The politics part is straightforward. The reason that the right (mostly Fox News) ginned up the idea that there was a “War on Christmas” in the first place was to accuse the left of trying to undercut American traditions. That gained new salience with the coronavirus pandemic, during which restrictions on in-person gatherings often meant limits on religious services — providing an enormous amount of fuel for the “Democratic politicians hate Christianity” narrative.
Tenney was responding to Fauci’s appearance on “Face the Nation” on Sunday, during which the country’s top infectious-disease expert responded to a question about the feasibility of large, in-person gatherings for the holidays with a “it’s just too soon to tell.” That, of course, is a perfectly fair assessment. If you ask the guy who recommends against group gatherings during times of surging case totals whether people should have group gatherings at a time in which case totals are unknown, he’s going to say, “I don’t know.” But for those frustrated (sincerely or otherwise) by the duration of the pandemic and recommendations in support of treating it seriously, Fauci’s comments are a chance to make a point.
If you think that a recommendation from Fauci not to hold in-person Christmas gatherings posed any significant threat to Christmas, then you probably also think that his recommendations about wearing masks and getting vaccinated quickly stamped out the pandemic earlier this year.
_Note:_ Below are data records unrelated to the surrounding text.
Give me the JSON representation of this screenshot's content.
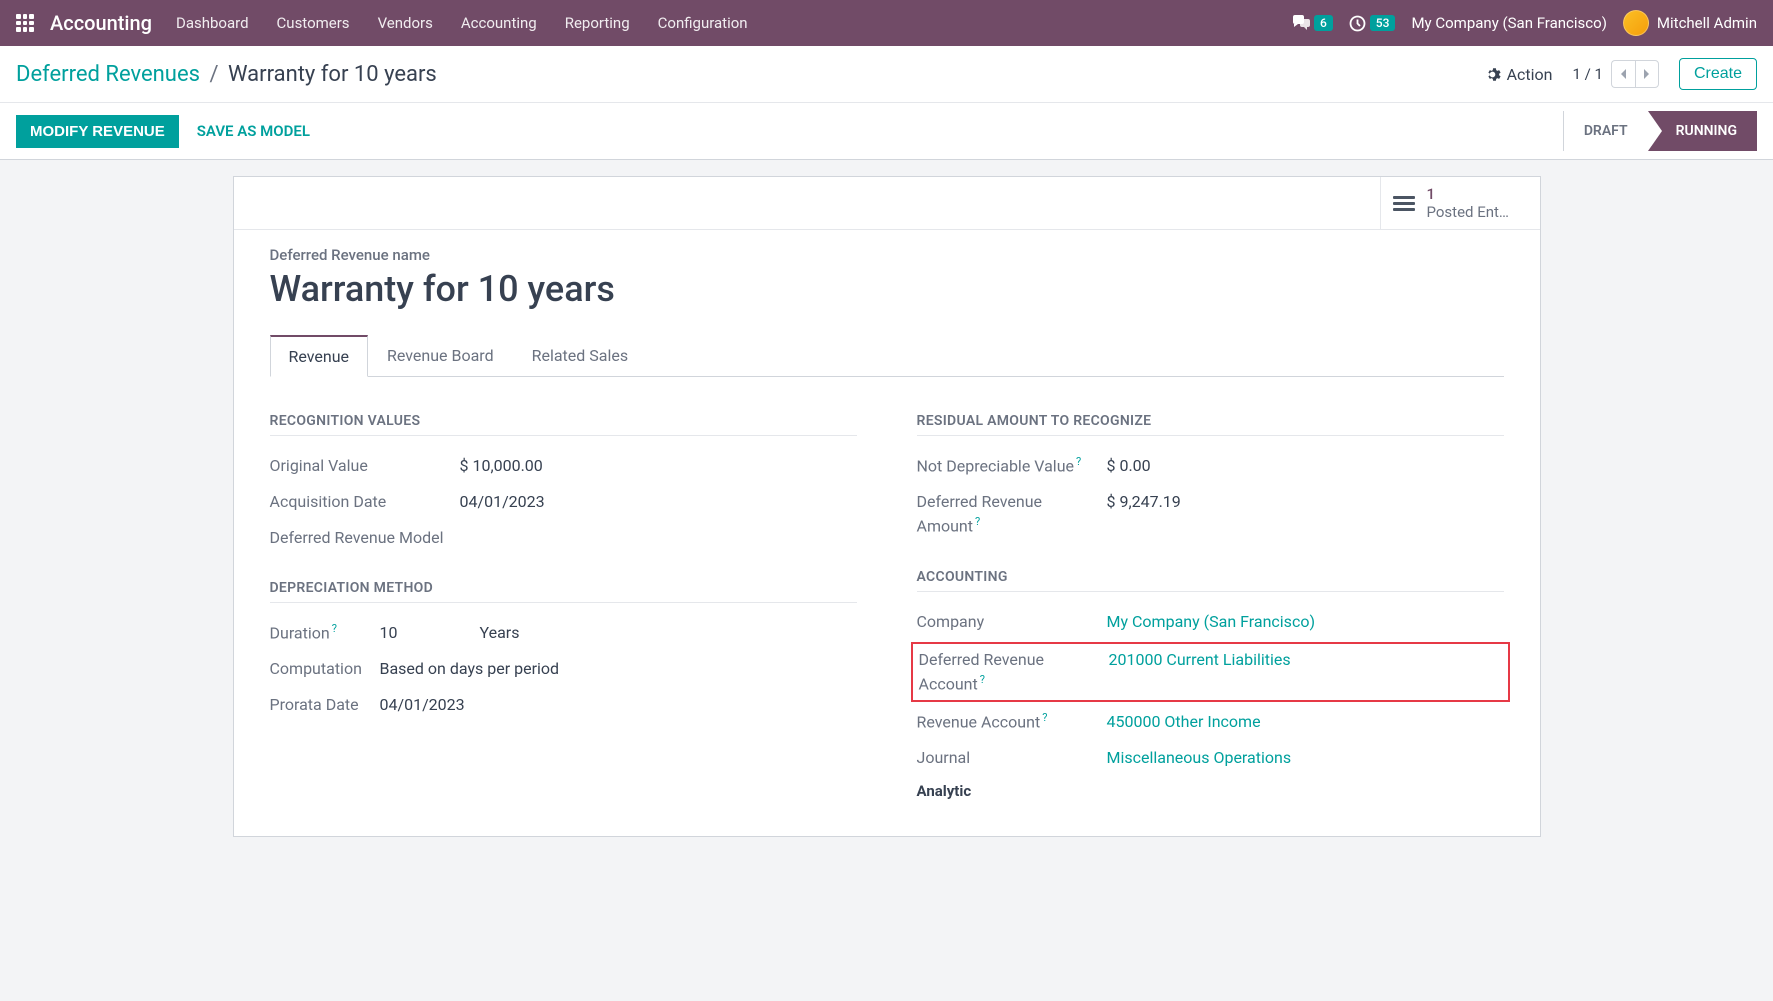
{
  "navbar": {
    "brand": "Accounting",
    "menu": [
      "Dashboard",
      "Customers",
      "Vendors",
      "Accounting",
      "Reporting",
      "Configuration"
    ],
    "chat_badge": "6",
    "clock_badge": "53",
    "company": "My Company (San Francisco)",
    "user": "Mitchell Admin"
  },
  "breadcrumb": {
    "parent": "Deferred Revenues",
    "current": "Warranty for 10 years"
  },
  "controls": {
    "action": "Action",
    "pager": "1 / 1",
    "create": "Create"
  },
  "statusbar": {
    "modify": "MODIFY REVENUE",
    "save_model": "SAVE AS MODEL",
    "draft": "DRAFT",
    "running": "RUNNING"
  },
  "posted": {
    "count": "1",
    "label": "Posted Ent…"
  },
  "form": {
    "name_label": "Deferred Revenue name",
    "name_value": "Warranty for 10 years",
    "tabs": [
      "Revenue",
      "Revenue Board",
      "Related Sales"
    ],
    "sections": {
      "recognition": "RECOGNITION VALUES",
      "depreciation": "DEPRECIATION METHOD",
      "residual": "RESIDUAL AMOUNT TO RECOGNIZE",
      "accounting": "ACCOUNTING",
      "analytic": "Analytic"
    },
    "fields": {
      "original_value_label": "Original Value",
      "original_value": "$ 10,000.00",
      "acquisition_date_label": "Acquisition Date",
      "acquisition_date": "04/01/2023",
      "deferred_model_label": "Deferred Revenue Model",
      "duration_label": "Duration",
      "duration_value": "10",
      "duration_unit": "Years",
      "computation_label": "Computation",
      "computation_value": "Based on days per period",
      "prorata_label": "Prorata Date",
      "prorata_value": "04/01/2023",
      "not_depreciable_label": "Not Depreciable Value",
      "not_depreciable_value": "$ 0.00",
      "deferred_amount_label": "Deferred Revenue Amount",
      "deferred_amount_value": "$ 9,247.19",
      "company_label": "Company",
      "company_value": "My Company (San Francisco)",
      "deferred_account_label": "Deferred Revenue Account",
      "deferred_account_value": "201000 Current Liabilities",
      "revenue_account_label": "Revenue Account",
      "revenue_account_value": "450000 Other Income",
      "journal_label": "Journal",
      "journal_value": "Miscellaneous Operations"
    }
  }
}
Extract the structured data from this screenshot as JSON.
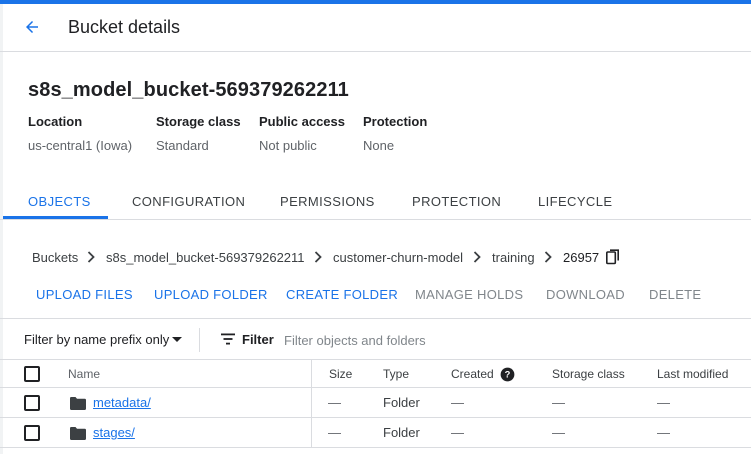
{
  "header": {
    "title": "Bucket details",
    "back_icon": "arrow-back-icon"
  },
  "bucket": {
    "name": "s8s_model_bucket-569379262211",
    "meta": [
      {
        "label": "Location",
        "value": "us-central1 (Iowa)"
      },
      {
        "label": "Storage class",
        "value": "Standard"
      },
      {
        "label": "Public access",
        "value": "Not public"
      },
      {
        "label": "Protection",
        "value": "None"
      }
    ]
  },
  "tabs": [
    {
      "label": "OBJECTS",
      "active": true
    },
    {
      "label": "CONFIGURATION",
      "active": false
    },
    {
      "label": "PERMISSIONS",
      "active": false
    },
    {
      "label": "PROTECTION",
      "active": false
    },
    {
      "label": "LIFECYCLE",
      "active": false
    }
  ],
  "breadcrumb": [
    "Buckets",
    "s8s_model_bucket-569379262211",
    "customer-churn-model",
    "training",
    "26957"
  ],
  "actions": [
    {
      "label": "UPLOAD FILES",
      "enabled": true
    },
    {
      "label": "UPLOAD FOLDER",
      "enabled": true
    },
    {
      "label": "CREATE FOLDER",
      "enabled": true
    },
    {
      "label": "MANAGE HOLDS",
      "enabled": false
    },
    {
      "label": "DOWNLOAD",
      "enabled": false
    },
    {
      "label": "DELETE",
      "enabled": false
    }
  ],
  "filter": {
    "prefix_label": "Filter by name prefix only",
    "filter_label": "Filter",
    "placeholder": "Filter objects and folders"
  },
  "table": {
    "columns": [
      "Name",
      "Size",
      "Type",
      "Created",
      "Storage class",
      "Last modified"
    ],
    "rows": [
      {
        "name": "metadata/",
        "size": "—",
        "type": "Folder",
        "created": "—",
        "storage_class": "—",
        "last_modified": "—"
      },
      {
        "name": "stages/",
        "size": "—",
        "type": "Folder",
        "created": "—",
        "storage_class": "—",
        "last_modified": "—"
      }
    ]
  },
  "colors": {
    "accent": "#1a73e8",
    "text": "#202124",
    "muted": "#5f6368",
    "disabled": "#80868b",
    "divider": "#dadce0"
  }
}
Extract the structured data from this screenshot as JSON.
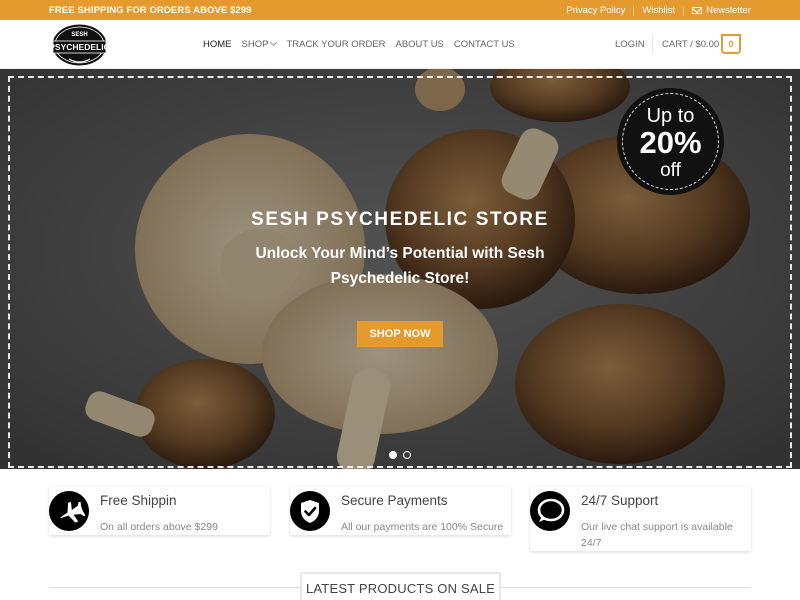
{
  "topbar": {
    "promo": "FREE SHIPPING FOR ORDERS ABOVE $299",
    "links": [
      "Privacy Policy",
      "Wishlist"
    ],
    "newsletter": "Newsletter"
  },
  "header": {
    "logo_text": [
      "SESH",
      "PSYCHEDELIC"
    ],
    "nav": [
      {
        "label": "HOME",
        "active": true
      },
      {
        "label": "SHOP",
        "dropdown": true
      },
      {
        "label": "TRACK YOUR ORDER"
      },
      {
        "label": "ABOUT US"
      },
      {
        "label": "CONTACT US"
      }
    ],
    "login": "LOGIN",
    "cart_label": "CART / $0.00",
    "cart_count": "0"
  },
  "hero": {
    "title": "SESH PSYCHEDELIC STORE",
    "subtitle": "Unlock Your Mind’s Potential with Sesh Psychedelic Store!",
    "button": "SHOP NOW",
    "badge": {
      "line1": "Up to",
      "line2": "20%",
      "line3": "off"
    },
    "slides": 2,
    "active_slide": 1
  },
  "features": [
    {
      "icon": "airplane-icon",
      "title": "Free Shippin",
      "desc": "On all orders above $299"
    },
    {
      "icon": "shield-check-icon",
      "title": "Secure Payments",
      "desc": "All our payments are 100% Secure"
    },
    {
      "icon": "chat-bubble-icon",
      "title": "24/7 Support",
      "desc": "Our live chat support is available 24/7"
    }
  ],
  "section": {
    "heading": "LATEST PRODUCTS ON SALE"
  },
  "colors": {
    "accent": "#e49a2c",
    "dark": "#111111"
  }
}
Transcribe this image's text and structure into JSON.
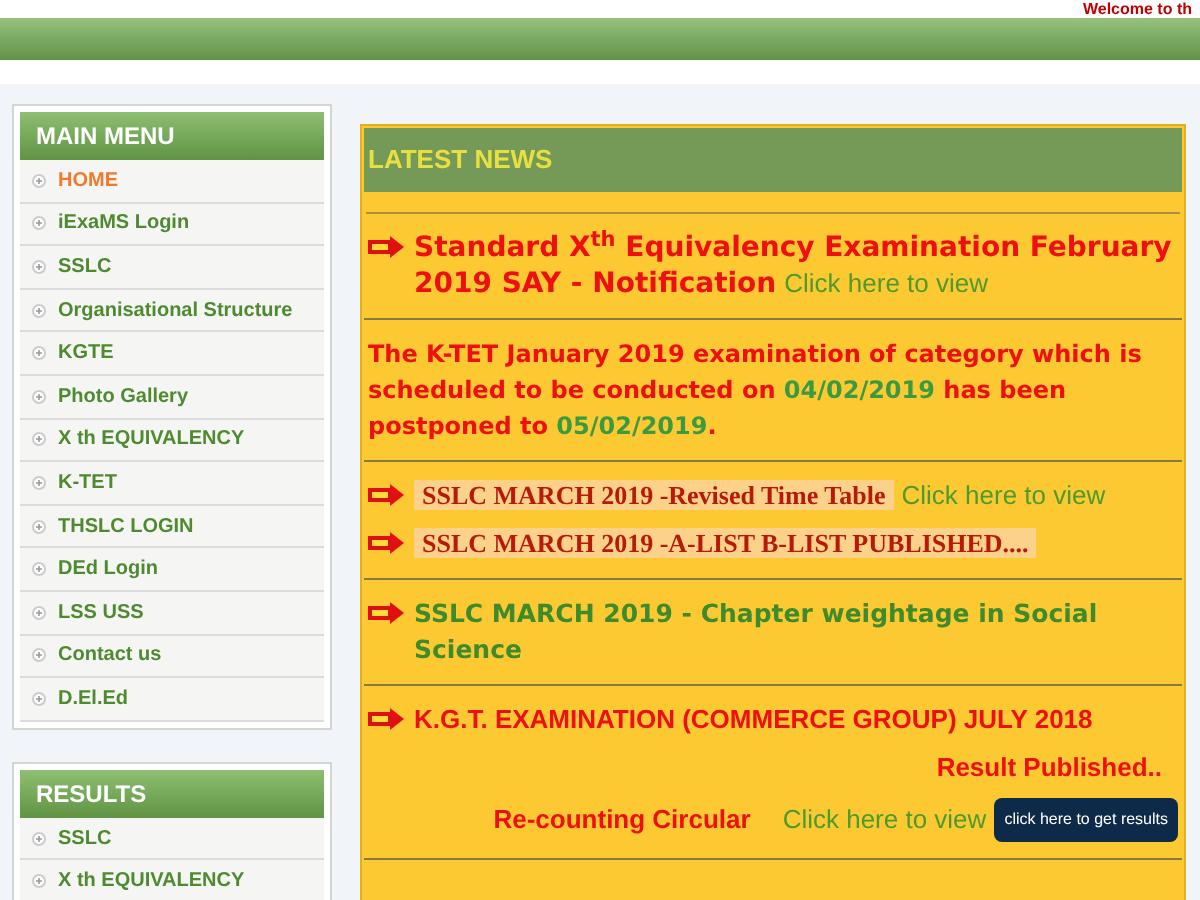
{
  "header": {
    "welcome": "Welcome to th"
  },
  "main_menu": {
    "title": "MAIN MENU",
    "items": [
      {
        "label": "HOME",
        "selected": true
      },
      {
        "label": "iExaMS Login",
        "selected": false
      },
      {
        "label": "SSLC",
        "selected": false
      },
      {
        "label": "Organisational Structure",
        "selected": false
      },
      {
        "label": "KGTE",
        "selected": false
      },
      {
        "label": "Photo Gallery",
        "selected": false
      },
      {
        "label": "X th EQUIVALENCY",
        "selected": false
      },
      {
        "label": "K-TET",
        "selected": false
      },
      {
        "label": "THSLC LOGIN",
        "selected": false
      },
      {
        "label": "DEd Login",
        "selected": false
      },
      {
        "label": "LSS USS",
        "selected": false
      },
      {
        "label": "Contact us",
        "selected": false
      },
      {
        "label": "D.El.Ed",
        "selected": false
      }
    ]
  },
  "results_menu": {
    "title": "RESULTS",
    "items": [
      {
        "label": "SSLC",
        "selected": false
      },
      {
        "label": "X th EQUIVALENCY",
        "selected": false
      }
    ]
  },
  "latest_news": {
    "title": "LATEST NEWS",
    "blocks": [
      {
        "lines": [
          {
            "kind": "item",
            "new": true,
            "segments": [
              {
                "kind": "headline",
                "text": "Standard  X$^{th}$ Equivalency Examination February 2019 SAY - Notification"
              },
              {
                "kind": "link",
                "text": "Click here to view"
              }
            ]
          }
        ]
      },
      {
        "lines": [
          {
            "kind": "item",
            "new": false,
            "segments": [
              {
                "kind": "notice",
                "text": "The K-TET January 2019 examination of category which is scheduled to be conducted on "
              },
              {
                "kind": "date",
                "text": "04/02/2019"
              },
              {
                "kind": "notice",
                "text": " has been postponed to "
              },
              {
                "kind": "date",
                "text": "05/02/2019"
              },
              {
                "kind": "notice",
                "text": "."
              }
            ]
          }
        ]
      },
      {
        "lines": [
          {
            "kind": "item",
            "new": true,
            "segments": [
              {
                "kind": "serif",
                "text": "SSLC MARCH 2019 -Revised Time Table"
              },
              {
                "kind": "link",
                "text": "Click here to view"
              }
            ]
          },
          {
            "kind": "item",
            "new": true,
            "segments": [
              {
                "kind": "serif",
                "text": "SSLC MARCH 2019 -A-LIST B-LIST PUBLISHED...."
              }
            ]
          }
        ]
      },
      {
        "lines": [
          {
            "kind": "item",
            "new": true,
            "segments": [
              {
                "kind": "green",
                "text": "SSLC MARCH 2019 - Chapter weightage in Social Science"
              }
            ]
          }
        ]
      },
      {
        "lines": [
          {
            "kind": "item",
            "new": true,
            "segments": [
              {
                "kind": "arial",
                "text": "K.G.T. EXAMINATION (COMMERCE GROUP) JULY 2018"
              }
            ]
          },
          {
            "kind": "note",
            "new": false,
            "segments": [
              {
                "kind": "arial",
                "text": "Result Published.."
              }
            ]
          },
          {
            "kind": "note",
            "new": false,
            "segments": [
              {
                "kind": "arial",
                "text": "Re-counting Circular"
              },
              {
                "kind": "link",
                "text": "Click here to view"
              },
              {
                "kind": "button",
                "text": "click here to get results"
              }
            ]
          }
        ]
      }
    ]
  }
}
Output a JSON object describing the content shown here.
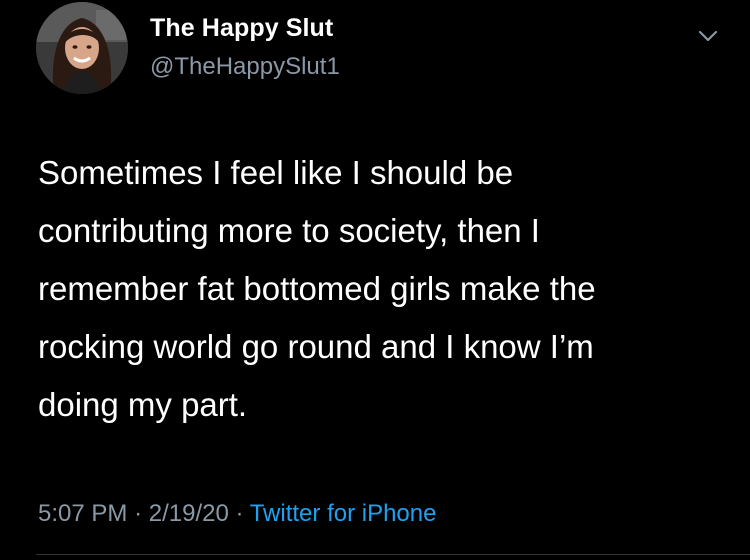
{
  "tweet": {
    "display_name": "The Happy Slut",
    "handle": "@TheHappySlut1",
    "more_icon": "chevron-down-icon",
    "text_lines": [
      "Sometimes I feel like I should be",
      "contributing more to society, then I",
      "remember fat bottomed girls make the",
      "rocking world go round and I know I’m",
      "doing my part."
    ],
    "time": "5:07 PM",
    "separator": "·",
    "date": "2/19/20",
    "source": "Twitter for iPhone"
  },
  "colors": {
    "background": "#000000",
    "text": "#ffffff",
    "secondary": "#8b98a5",
    "link": "#1da1f2"
  }
}
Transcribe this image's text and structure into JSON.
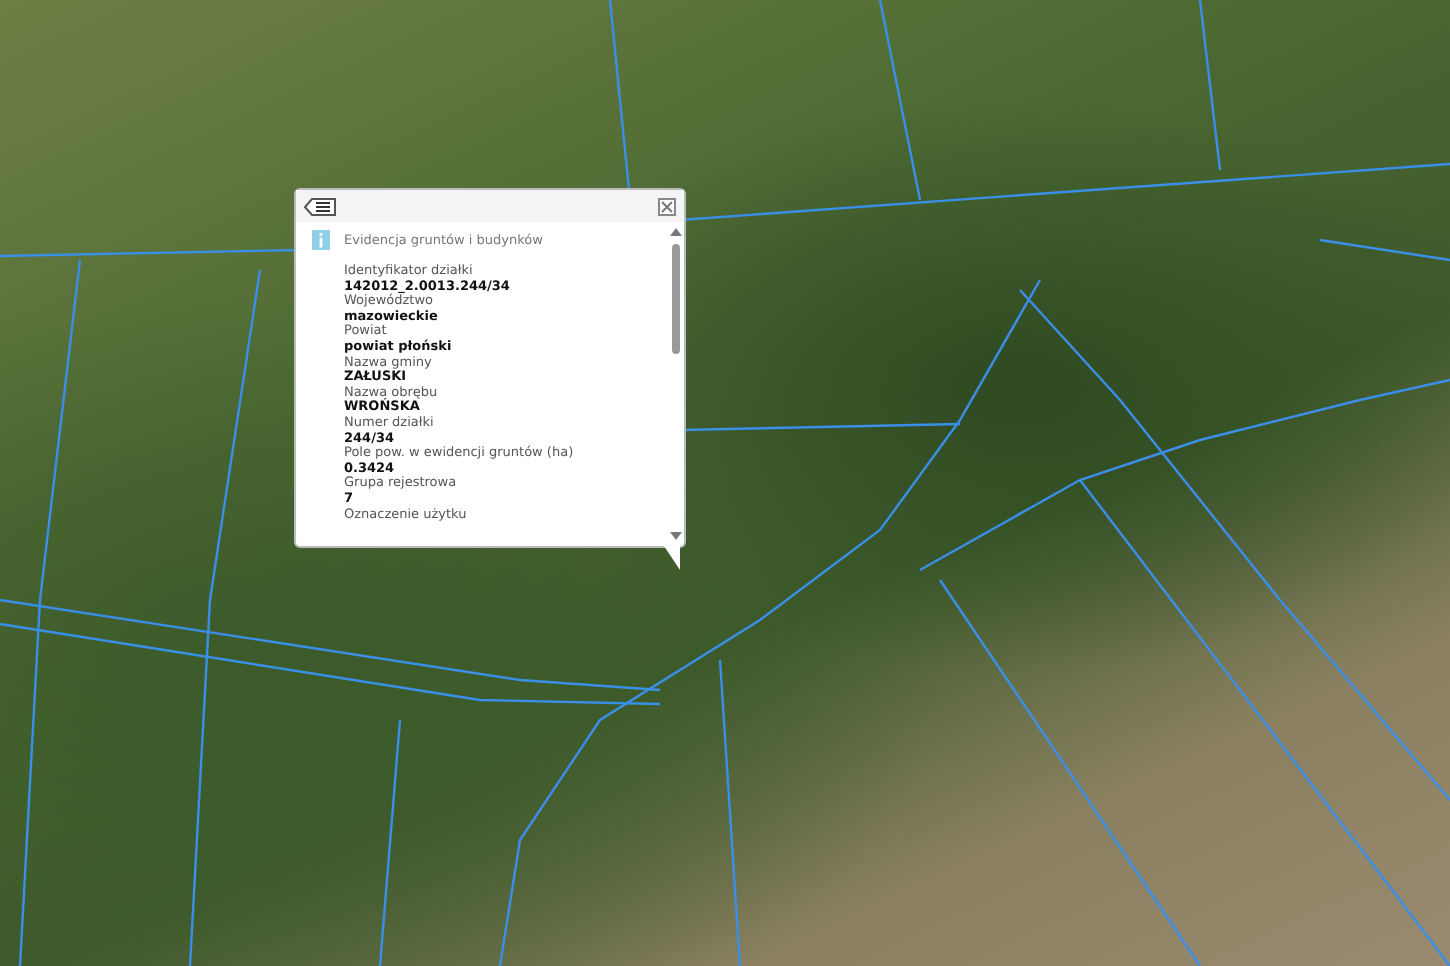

The reason that all of this resonates, though, is because Republicans often view the increased multiculturalism of the United States with skepticism — at best. As we reported last week, it is the case that the density of Christians in the country has decreased over time. The use of “happy holidays” as a compliment or replacement for “merry Christmas” during December is to some extent a reflection of that shift. (It is also, obviously, a reflection of corporate America’s interest in being as broadly appealing as possible, which is why such left-wing entities as the Trump Organization deploy a “happy holidays” message.)
That decrease in the density of Christians overlaps with concerns among Republicans about the status of Christians and Christianity in the country. Polling from Pew Research Center released earlier this year shows that the political right in America is much more likely than those in other Western countries to see Christianity as central to national identity and to believe that Christians face a lot of discrimination.
Pew polling released in 2019 found that Republicans believed that evangelical Protestants faced about as much discrimination as Muslim and Black Americans and far more than Jewish people.
All of this folds onto itself. The right sees a decline in Christianity as a threat to the country and as operating in tandem with discrimination against members of that faith. As environmental writer David Roberts points out, this isn’t entirely surprising; an erosion of cultural dominance can be perceived as repression. The advent (sorry) of coronavirus recommendations presented a tangible way in which Christians were prevented from participating in their faith as they were accustomed to doing.
What America really needs to worry about is the War on Halloween, an insidious plot to prevent a father from getting big, dumb inflatable decorations for his kids from Lowe’s. Of course, I blame Fauci.